Across Time and Seas and The Vicissitudes of Life.

This picture is one I set up and had a friend take of me while I was in Ethiopia in 1967. I developed it it at the base's special services shop which was a big mistake.  The "clean" water there had so many foreign elements that the film was scared and pitted in scores of places.  It was my last time to subject my film to that.  But I had 72 screwed up black and white negatives of two adventures that I had taken.

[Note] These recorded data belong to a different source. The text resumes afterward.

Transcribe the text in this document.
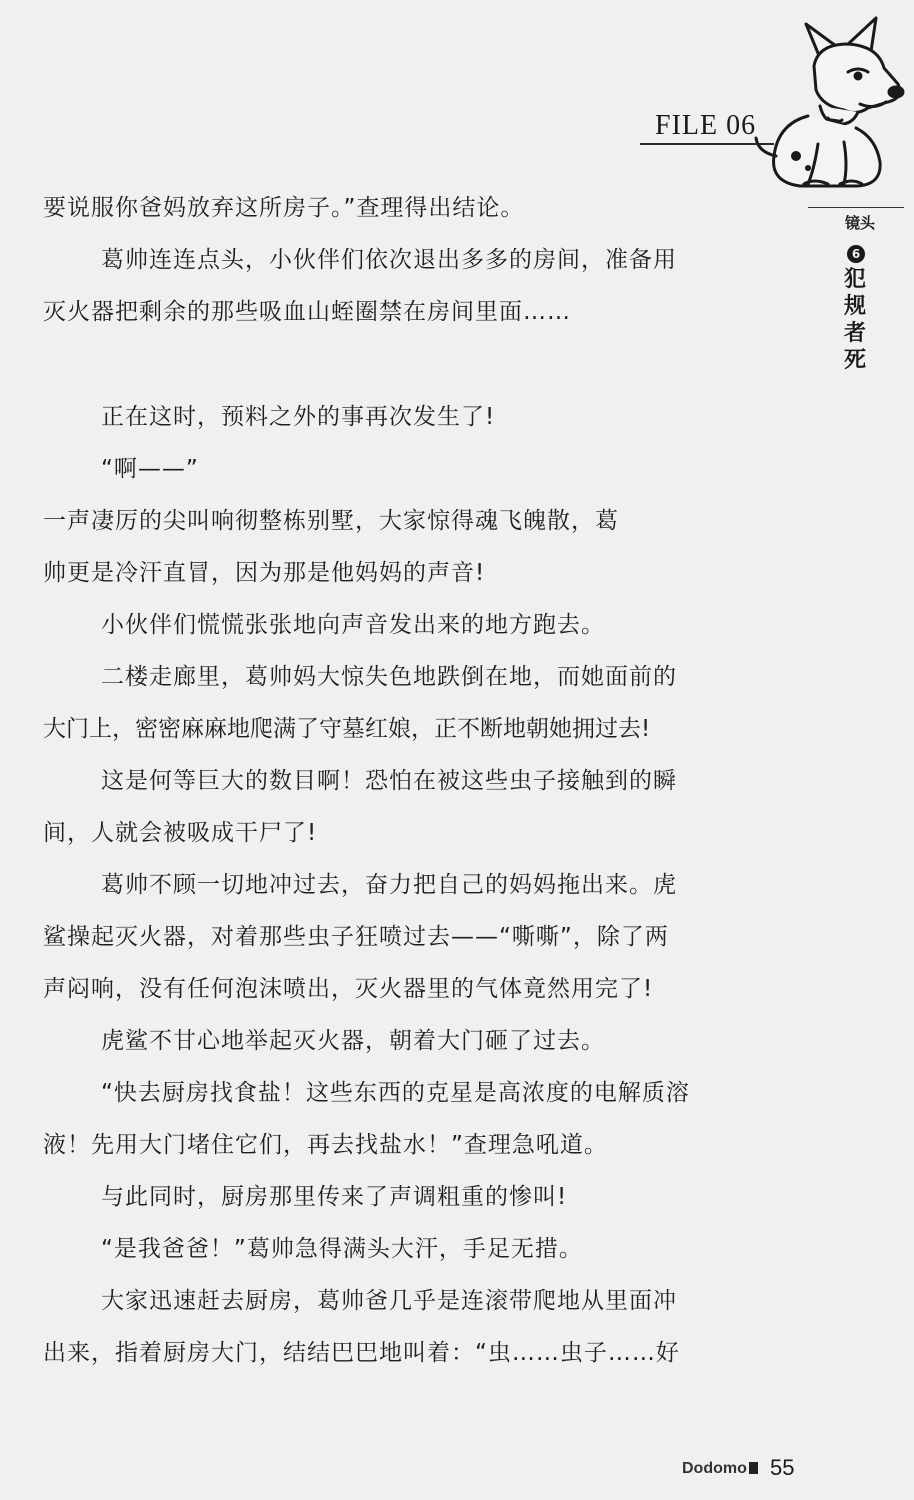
FILE 06
镜头
6
犯规者死

要说服你爸妈放弃这所房子。”查理得出结论。

葛帅连连点头，小伙伴们依次退出多多的房间，准备用

灭火器把剩余的那些吸血山蛭圈禁在房间里面……

正在这时，预料之外的事再次发生了!

“啊——”

一声凄厉的尖叫响彻整栋别墅，大家惊得魂飞魄散，葛

帅更是冷汗直冒，因为那是他妈妈的声音!

小伙伴们慌慌张张地向声音发出来的地方跑去。

二楼走廊里，葛帅妈大惊失色地跌倒在地，而她面前的

大门上，密密麻麻地爬满了守墓红娘，正不断地朝她拥过去!

这是何等巨大的数目啊！恐怕在被这些虫子接触到的瞬

间，人就会被吸成干尸了!

葛帅不顾一切地冲过去，奋力把自己的妈妈拖出来。虎

鲨操起灭火器，对着那些虫子狂喷过去——“嘶嘶”，除了两

声闷响，没有任何泡沫喷出，灭火器里的气体竟然用完了!

虎鲨不甘心地举起灭火器，朝着大门砸了过去。

“快去厨房找食盐！这些东西的克星是高浓度的电解质溶

液！先用大门堵住它们，再去找盐水！”查理急吼道。

与此同时，厨房那里传来了声调粗重的惨叫!

“是我爸爸！”葛帅急得满头大汗，手足无措。

大家迅速赶去厨房，葛帅爸几乎是连滚带爬地从里面冲

出来，指着厨房大门，结结巴巴地叫着：“虫……虫子……好

Dodomo	55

This one of the negatives smitten by dust and particles.  Now finally, 48 years later, I am able to clean off dust and grit and fix the cuts and scars with only 3 hours worth of digital work.
On this day four of us had hiked out to the edge of the Asmara Plateau, about 10 kilometers from our base.  This view looks out over the descending ranges that were between the city of Asmara and the port of Massawa about 90 k away on the shore of the Red Sea. We hiked down into the first valley below.  There we encountered, a pack of six (may have been 60) feral dogs, a troop of 30 or so baboons, and two guys making illegal charcoal (who melted away into the rocks somehow before we got there).  Ah youth, ah the stupidity of youth.  Our only weapons were our walking sticks and pocket knives.  The wilds of Ethiopia were generally safe, but we were in Eritrea, a province at war with the country.  The Eritrean Liberation Front (ELF) was fighting for independence from Addis Ababa's control. Today they have it. Most likely the ELF knew we were there and dismissed us as idiots. They didn't want to harm Americans, they wanted us to keep the bases in Asmara for their own future revenue.  Of course I knew nothing about all of this as I drug my 22 year old body up and down the rock crevasses 8000 feet above the sea.  Knowledge came latter, for example as we listen to bullets whiz by us while hiding in a ditch and the Ethiopian Air Force flying over us to provide air support to their troop fighting the ELF at a place called Matara where we were looking an archeological dig that wasn't being dug anymore.  That's an entire other story, and no I did not take pictures of the planes or the soldiers. I'm not entirely stupid, well now I'm not.

1 comment:

Jack Wardlow said...

Again, no one who knows you would say you are stupid. You were young and thought yourselves invincible, as we all did. You had probably, by this time, been through more life altering environments than many people have in a life time. Nice photo and I hope nice memories. I certainly like hearing them.